"Ride Off Any Horizon"
Ride off any horizon
and let the measure fall
where it may--
on the hot wheat,
on the dark yellow fields
of wild mustard, the fields
of bad farmers, on the river,
on the dirty river full
of boys and on the throbbing
powerhouse and the low dam
of cheap cement and rocks
boiling with white water,
and on the cows and their powerful
bulls, the heavy tracks
filling with liquid at the edge
of the narrow prairie
river running steadily away.
*
Ride off any horizon
and let the measure fall
where it may--
among the piles of bones
that dot the prairie
in vision and history
(the buffalo and deer,
dead indians, dead settlers,
the frames of lost houses
left behind in the dust
of the depression,
dry and profound, that
will come again in the land
and in the spirit, the land
shifting and the minds
blown dry and empty--
I have not seen it!
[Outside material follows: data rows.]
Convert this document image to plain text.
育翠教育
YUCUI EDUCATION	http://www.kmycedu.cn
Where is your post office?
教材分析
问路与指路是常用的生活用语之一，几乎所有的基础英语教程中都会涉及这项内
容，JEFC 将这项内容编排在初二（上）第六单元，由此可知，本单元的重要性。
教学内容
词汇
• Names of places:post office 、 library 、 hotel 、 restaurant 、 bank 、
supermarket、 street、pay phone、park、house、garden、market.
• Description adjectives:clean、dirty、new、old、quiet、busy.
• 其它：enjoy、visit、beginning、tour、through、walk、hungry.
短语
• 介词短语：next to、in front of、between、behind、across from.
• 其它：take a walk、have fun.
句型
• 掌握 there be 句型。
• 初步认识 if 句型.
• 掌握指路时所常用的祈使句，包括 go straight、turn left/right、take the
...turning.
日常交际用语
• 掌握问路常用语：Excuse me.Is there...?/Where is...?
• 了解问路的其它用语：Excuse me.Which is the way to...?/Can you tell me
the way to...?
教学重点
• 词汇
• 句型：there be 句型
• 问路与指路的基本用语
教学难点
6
Except
in pictures and talk--
but there is the fence
covered with dust, laden,
the wrecked house stupidly empty)--
here is a picture for your wallet,
of the beaten farmer and his wife
leaning toward each other--
sadly smiling, and emptied of desire.
*
Ride off any horizon
and let the measure fall
where it may--
off the edge
of the black prairie
as you thought you could fall,
a boy at sunset
not watching the sun
set but watching the black earth,
never-ending they said in school,
round: but you saw it ending,
finished, definite, precise--
visible only miles away.
*
Ride off any horizon
and let the measure fall
where it may--
on a hot night the town
is in the streets--
the boys and girls
are practicing against
each other, the men
talk and eye the girls--
the women talk and
eye each other, the indians
play pool: eye on the ball.
*
Ride off any horizon
and let the measure fall
where it may--
and damn the troops, the horsemen
are wheeling in the sunshine,
the cree, practicing
for their deaths: mr poundmaker,
gentle sweet mr big bear,
it is not unfortunately
quite enough to be innocent,
it is not enough merely
not to offend--
at times to be born
is enough, to be
in the way is too much--
some colonel otter, some
major-general middleton will
get you, you--
indian. It is no god to say,
I would rather die
at once than be in that place--
though you love that land more,
you will go where they take you.
*
Ride off any horizon
and let the measure fall--
where it may;
it doesn't have to be
the prairie. It could be
the cold soul of the cities
blown empty by commerce
and desiring commerce
to fill up the emptiness.
The streets are full of people.
It is night, the lights
are on; the wind
blows as far as it may. The streets
are dark and full of people.
Their eyes are fixed as far as
they can see beyond each other--
to the concrete horizon, definite,
tall against the mountains,
stopping vision visibly.
"Ride Off Any Horizon" appeared in Poetries of Canada, a special poetry section in the East Village Poetry Web. John Newlove (1938-2003) was born and raised in Saskatchewan. His work includes Lies (1975),The Green Plain (1981), The Night the Dog Smiled (1986), and a collection, A Long Continual Argument: The Selected Poems of John Newlove (2007).